Per una federazione significa una garanzia che nessun impegno contrattuale può eguagliare: la riservatezza delle preparazioni non dipenderà dalla fiducia in un fornitore, ma dalla matematica. È lo standard dei servizi zero-knowledge, applicato ai segreti di gara. Questo è il livello di privacy che ci siamo impegnati a raggiungere.
AI: solo dove crea valore reale
Oggi l'AI viene aggiunta ovunque, spesso come parola d'ordine: un chatbot generico appiccicato a uno strumento tecnico risponde a domande che un manuale già copre, e non vale nulla. Il valore vero dell'AI in un contesto come WaxerPro è specifico, contestuale e costruito sui dati che il team accumula. Per questo la nostra roadmap AI parte da una distinzione netta.
Race Advisor — algoritmo deterministico
Dato un set di condizioni, calcola un punteggio di affinità basato su regole e pesi definiti.
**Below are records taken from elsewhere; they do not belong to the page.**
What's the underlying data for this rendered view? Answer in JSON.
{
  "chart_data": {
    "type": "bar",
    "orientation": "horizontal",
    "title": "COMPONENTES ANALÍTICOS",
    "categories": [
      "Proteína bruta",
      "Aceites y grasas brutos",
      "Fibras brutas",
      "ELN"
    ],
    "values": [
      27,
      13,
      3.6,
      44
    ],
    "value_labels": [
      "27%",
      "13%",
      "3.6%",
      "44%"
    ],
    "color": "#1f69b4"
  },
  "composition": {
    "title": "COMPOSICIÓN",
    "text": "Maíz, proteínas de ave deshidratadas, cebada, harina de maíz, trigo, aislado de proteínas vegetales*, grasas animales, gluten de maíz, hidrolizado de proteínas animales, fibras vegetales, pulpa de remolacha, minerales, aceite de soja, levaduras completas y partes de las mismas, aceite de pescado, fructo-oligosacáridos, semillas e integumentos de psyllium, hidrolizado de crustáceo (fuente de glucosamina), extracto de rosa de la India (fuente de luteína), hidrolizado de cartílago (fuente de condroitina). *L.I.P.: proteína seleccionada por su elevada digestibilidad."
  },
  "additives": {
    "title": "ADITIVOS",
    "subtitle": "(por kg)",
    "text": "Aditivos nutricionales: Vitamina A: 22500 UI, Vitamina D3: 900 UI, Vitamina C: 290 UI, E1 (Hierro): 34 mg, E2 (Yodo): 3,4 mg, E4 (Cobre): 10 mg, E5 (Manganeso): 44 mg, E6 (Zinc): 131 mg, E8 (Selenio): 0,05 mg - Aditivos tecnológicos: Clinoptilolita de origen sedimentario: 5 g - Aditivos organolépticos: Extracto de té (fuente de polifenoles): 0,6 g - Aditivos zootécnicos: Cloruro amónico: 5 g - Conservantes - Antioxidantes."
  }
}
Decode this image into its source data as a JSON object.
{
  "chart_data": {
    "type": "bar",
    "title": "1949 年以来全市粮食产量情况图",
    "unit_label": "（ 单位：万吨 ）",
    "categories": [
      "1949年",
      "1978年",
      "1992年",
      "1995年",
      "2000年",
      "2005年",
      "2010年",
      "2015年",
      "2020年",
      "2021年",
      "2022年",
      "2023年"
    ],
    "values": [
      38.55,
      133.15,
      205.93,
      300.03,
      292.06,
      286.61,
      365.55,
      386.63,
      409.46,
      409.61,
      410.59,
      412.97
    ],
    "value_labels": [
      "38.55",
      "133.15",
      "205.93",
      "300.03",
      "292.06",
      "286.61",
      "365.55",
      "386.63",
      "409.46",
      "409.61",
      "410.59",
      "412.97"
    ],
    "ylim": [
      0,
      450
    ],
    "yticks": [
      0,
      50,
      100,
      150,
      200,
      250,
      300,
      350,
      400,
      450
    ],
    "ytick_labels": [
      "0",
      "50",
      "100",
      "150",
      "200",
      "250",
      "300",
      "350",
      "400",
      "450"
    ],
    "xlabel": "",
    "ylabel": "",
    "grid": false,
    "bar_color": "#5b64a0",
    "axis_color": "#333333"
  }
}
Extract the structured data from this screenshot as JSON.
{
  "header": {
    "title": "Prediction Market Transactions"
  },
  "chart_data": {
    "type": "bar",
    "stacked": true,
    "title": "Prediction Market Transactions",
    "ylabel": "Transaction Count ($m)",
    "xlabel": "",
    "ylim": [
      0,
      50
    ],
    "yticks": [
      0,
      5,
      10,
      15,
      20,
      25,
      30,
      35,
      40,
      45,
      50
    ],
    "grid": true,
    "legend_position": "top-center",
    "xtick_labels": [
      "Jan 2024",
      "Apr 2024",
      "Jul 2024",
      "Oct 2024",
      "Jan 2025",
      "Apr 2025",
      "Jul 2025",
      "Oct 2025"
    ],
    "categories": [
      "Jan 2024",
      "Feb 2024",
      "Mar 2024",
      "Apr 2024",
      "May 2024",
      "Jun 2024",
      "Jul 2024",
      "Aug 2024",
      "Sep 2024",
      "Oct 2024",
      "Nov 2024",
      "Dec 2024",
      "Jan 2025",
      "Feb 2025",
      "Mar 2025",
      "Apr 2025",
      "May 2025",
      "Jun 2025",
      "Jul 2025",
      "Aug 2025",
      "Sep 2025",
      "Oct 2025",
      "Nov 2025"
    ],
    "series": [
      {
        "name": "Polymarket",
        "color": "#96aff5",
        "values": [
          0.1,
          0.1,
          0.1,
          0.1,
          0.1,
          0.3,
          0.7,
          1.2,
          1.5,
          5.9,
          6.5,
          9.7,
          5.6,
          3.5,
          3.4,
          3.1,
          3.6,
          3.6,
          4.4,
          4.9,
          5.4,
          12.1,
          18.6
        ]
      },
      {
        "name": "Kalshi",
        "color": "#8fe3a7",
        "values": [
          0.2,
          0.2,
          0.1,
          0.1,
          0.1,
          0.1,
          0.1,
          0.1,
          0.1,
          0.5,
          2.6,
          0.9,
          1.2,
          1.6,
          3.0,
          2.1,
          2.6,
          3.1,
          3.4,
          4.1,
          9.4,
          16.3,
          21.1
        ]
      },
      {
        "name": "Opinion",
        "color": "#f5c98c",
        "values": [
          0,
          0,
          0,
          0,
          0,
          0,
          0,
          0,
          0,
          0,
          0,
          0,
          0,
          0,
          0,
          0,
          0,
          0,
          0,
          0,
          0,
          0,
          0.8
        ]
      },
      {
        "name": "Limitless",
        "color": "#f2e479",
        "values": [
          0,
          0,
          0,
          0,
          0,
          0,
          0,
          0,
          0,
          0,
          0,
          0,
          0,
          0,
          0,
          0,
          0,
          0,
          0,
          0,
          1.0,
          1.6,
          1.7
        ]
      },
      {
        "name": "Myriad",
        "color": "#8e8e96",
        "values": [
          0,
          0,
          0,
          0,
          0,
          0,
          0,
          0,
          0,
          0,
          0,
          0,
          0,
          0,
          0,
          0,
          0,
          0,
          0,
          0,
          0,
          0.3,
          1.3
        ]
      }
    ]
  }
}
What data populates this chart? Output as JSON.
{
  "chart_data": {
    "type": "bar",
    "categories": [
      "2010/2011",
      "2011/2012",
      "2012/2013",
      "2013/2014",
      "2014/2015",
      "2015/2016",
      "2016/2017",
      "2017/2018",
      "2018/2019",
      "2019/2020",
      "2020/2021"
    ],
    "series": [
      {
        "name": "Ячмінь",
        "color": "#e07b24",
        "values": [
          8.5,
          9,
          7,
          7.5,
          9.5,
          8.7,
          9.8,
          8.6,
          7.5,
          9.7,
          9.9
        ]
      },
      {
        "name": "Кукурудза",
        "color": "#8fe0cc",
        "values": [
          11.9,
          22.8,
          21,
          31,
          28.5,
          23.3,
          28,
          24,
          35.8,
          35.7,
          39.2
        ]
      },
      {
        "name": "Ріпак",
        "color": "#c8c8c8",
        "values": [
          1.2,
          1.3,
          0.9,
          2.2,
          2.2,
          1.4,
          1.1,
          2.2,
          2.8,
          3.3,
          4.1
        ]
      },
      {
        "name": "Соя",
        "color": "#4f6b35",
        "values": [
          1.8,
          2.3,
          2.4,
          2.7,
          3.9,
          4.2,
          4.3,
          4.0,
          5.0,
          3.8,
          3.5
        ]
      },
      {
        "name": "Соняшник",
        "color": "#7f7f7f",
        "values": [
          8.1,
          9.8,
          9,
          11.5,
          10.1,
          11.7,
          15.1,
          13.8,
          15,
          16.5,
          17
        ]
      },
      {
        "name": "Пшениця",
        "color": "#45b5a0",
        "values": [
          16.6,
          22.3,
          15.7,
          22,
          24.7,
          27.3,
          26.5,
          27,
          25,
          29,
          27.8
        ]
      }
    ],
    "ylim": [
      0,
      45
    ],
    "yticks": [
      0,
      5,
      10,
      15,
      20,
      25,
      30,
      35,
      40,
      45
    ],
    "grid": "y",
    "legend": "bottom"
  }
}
È trasparente, prevedibile e verificabile: la stessa domanda dà sempre la stessa risposta, e ogni raccomandazione è riconducibile ai test che l'hanno generata. Per uno strumento decisionale di gara, questa affidabilità non è negoziabile.
Modelli AI — ragionamento sui pattern complessi
Un modello AI può cogliere correlazioni non ovvie, sequenze temporali, segnali nascosti nelle note testuali — cose che un algoritmo a regole non vede. Ma richiede volumi di dati strutturati e di qualità che solo un'app come WaxerPro può accumulare nel tempo. Addestrare un modello sul fondo agonistico non si fa in una stagione: si costruisce, dato dopo dato.
«Neve umida pesante, sci lento in piano» contiene segnali preziosi. Un modello linguistico li estrae e li struttura, trasformando le note libere in dati analizzabili.
Storico dei test del team incrociato con le condizioni meteo attese per il giorno di gara: il consiglio arriva prima ancora di salire in pista.
Una giornata da trenta test riassunta nei suoi esiti essenziali: cosa ha funzionato, cosa no, cosa merita un secondo controllo domani.
Combinazioni sci + preparazione + condizioni che l'occhio umano non può vedere su centinaia di sessioni — portate in superficie automaticamente.
Per questi scenari intendiamo integrare i modelli più capaci disponibili sul mercato — non come gadget, ma come motori di ragionamento sui dati specifici del team. E su un punto siamo netti: non ha senso adottare un modello vecchio e ormai superato solo per poter dire "c'è l'AI". L'impegno è restare al passo con la tecnologia, scegliendo di volta in volta i modelli più attuali e capaci — come quelli di OpenAI, Anthropic e Google (Gemini). L'integrazione via API porta capacità di analisi di livello assoluto direttamente dentro il flusso di lavoro dello skiman, senza mai uscire dall'app.
Il materiale migliore non vince da solo. Vincono le decisioni.
Ogni test che il vostro team esegue è un investimento. WaxerPro fa in modo che non vada mai perso — e che lavori per voi a ogni gara che verrà.